Both pieces are long, and both are worth reading. They’re written by two men who have been successful in the rapidly changing media landscape. In both of their stories, the losers are the people who didn’t understand what was happening around them.
Two interesting journalism stories have popped up in these final stages of the baseball postseason.
First, and more fun, when the New York Mets beat the Chicago Cubs in Game 6 of the National League Championship Series last week, the New York Times created an early-20th century sports page and populated it with Dan Barry’s delightful game story, written in the language of 1908. That’s the last year the Cubs won the World Series, as you may have heard.
Poynter.org’s James Warren wrote about the story behind the story, interviewing Barry about the work that went into writing the epic gamer, which stretched to 2,200 words. Impressive length for a deadline piece, even if it weren’t written in the language of a century ago. Times sports editor Jason Stallman suggested the more formal byline D. Francis Barry, which, Barry says, “evoked the whole New York Times thing.”
I liked a little tidbit Barry passed along in passing. Talking about sportswriters can still write interesting game stories today, he says, “if you stipulate that you know the Patriots beat the Jets yesterday, you can tell them that here’s what it was like on the ground and in the locker room. And you can still go to Ralph Branca’s locker like [New York Post columnist] Murray Kempton did, rather than to Bobby Thomson’s.”
I’ve read Red Smith’s classic column from that day, but I’ve never read, or heard of, Kempton’s piece, which is a great example of a reporter getting out of the pack. And I couldn’t find it online. I’d love to read it. Have you ever seen it?
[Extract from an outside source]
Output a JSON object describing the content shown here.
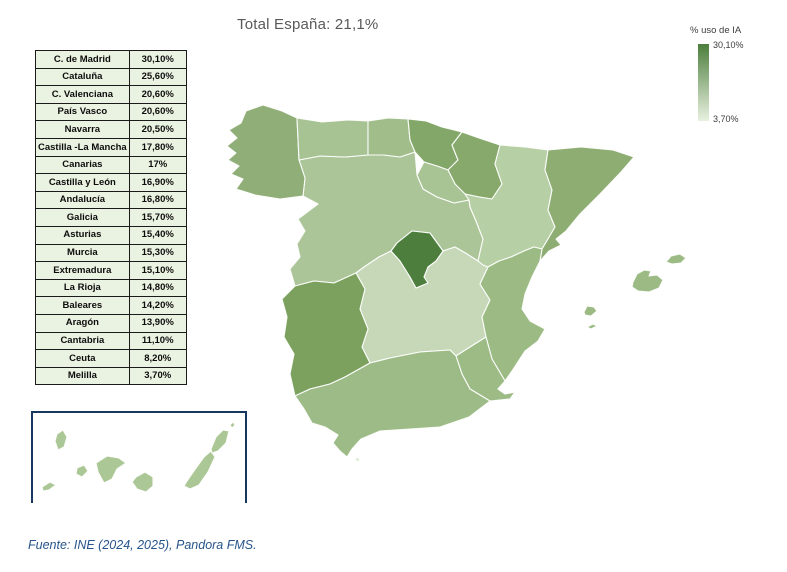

More seriously, Fox wrestled with a serious journalistic question during the broadcast of Game 1 of the World Series Tuesday night. As Adam Kilgore of the Washington Post writes, the network had to figure out what to do with the information that Kansas City Royals starting pitcher Edinson Volquez’s father had died earlier in the day. That information was circulating on social media, but it wasn’t clear whether Volquez knew.
“If they delivered [the news] to viewers,” Kilgore writes, Fox producers “believed there existed a nontrivial chance they would also inform a man on live television of his father’s death.” Fox color analyst Harold Reynolds pointed out that the clubhouse TVs would be carrying the Fox broadcast, Kilgore writes, so Volquez would likely hear about it if Fox reported the news.
Kilgore quotes Fox reporter Ken Rosenthal liberally as he recounts the conversation and thought process behind the decision not to report the story—even though it was all over Twitter—until Volquez left the game and the Royals let Fox know he’d been informed of his father’s death.
Rosenthal says his instinct is always to go with the story, but in this case he and Fox asked an important question, which Andrew Seaman, Ethics Committee Chair of the Society of Professional Journalists, spells out in Kilgore’s piece: “What is the importance of this information to the public?” Seaman points out that “the world necessarily doesn’t stop turning because [fans] didn’t find out that this person passed away.”
“It’s a good journalistic conversation,” Rosenthal tells Kilgore. “It was hard. It was really hard. I felt good about it the whole time. I am sure we did the right thing. It was the humane thing to do. It’s not like reporting on a trade. This is a person’s life.”